How: Quality judgment on completeness, clarity, and disciplinary conventions.

Measures factual verification, semantic understanding, and scientific reasoning.

Evaluation Metric:
Final Score₁ = 0.2 × ACC_yes/no + 0.3 × ACC_what + 0.5 × ACC_how

Track 2: SIQA Scoring (SIQA-S)

Predicts continuous quality scores along two complementary dimensions:

Knowledge-Driven: Factual correctness (validity + completeness) — does the image convey accurate science?
Perception-Driven: Human-expert judgments on clarity and discipline-specific usability (clarity + conformity).

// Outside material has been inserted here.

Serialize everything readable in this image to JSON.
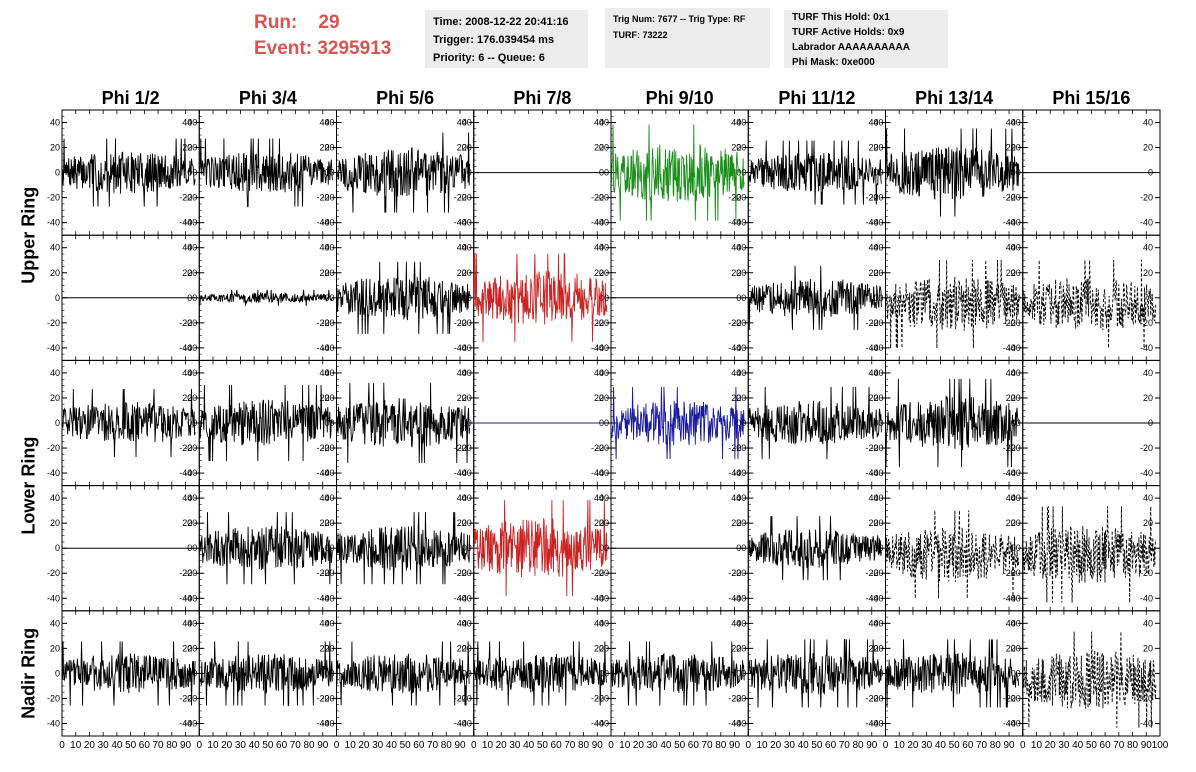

Models predict scores directly from images—no text input required.

Evaluation Metric:
For each dimension d ∈ {Factual, Perceptual}:
Score^(d) = max( (SRCC^(d) + PLCC^(d)) / 2 , 0 ) × 100
Final Score₂ = (Score^Factual + Score^Perceptual) / 2

The SIQA dataset is built around two complementary tracks: SIQA-U for structured reasoning and SIQA-S for continuous quality scoring. To help participants better understand the challenge design and data structure, we provide a visual overview of the dataset below.

Timeline

February 7, 2026

Registration opens at Form, and delever confirm mail at [email protected]; Training dataset released at Huggingface Train

March 10, 2026

Validation dataset released at Hugging Face ValidSet. Submission Phase Begins: Please submit your result files via email to [email protected] following the official format guidelines.

Note: To ensure fairness, all submissions are evaluated locally by the committee. The leaderboard is updated weekly every Wednesday.

April 1, 2026

Registration deadline

April 25, 2026

Code & model submission deadline if you want, submission your code at github;

May 4, 2026

Paper submission deadline at official mail.

May 15, 2026

Final results announced (to be posted on results page)

Top-performing teams will be invited to extend their solutions into a full paper for publication in Displays journal.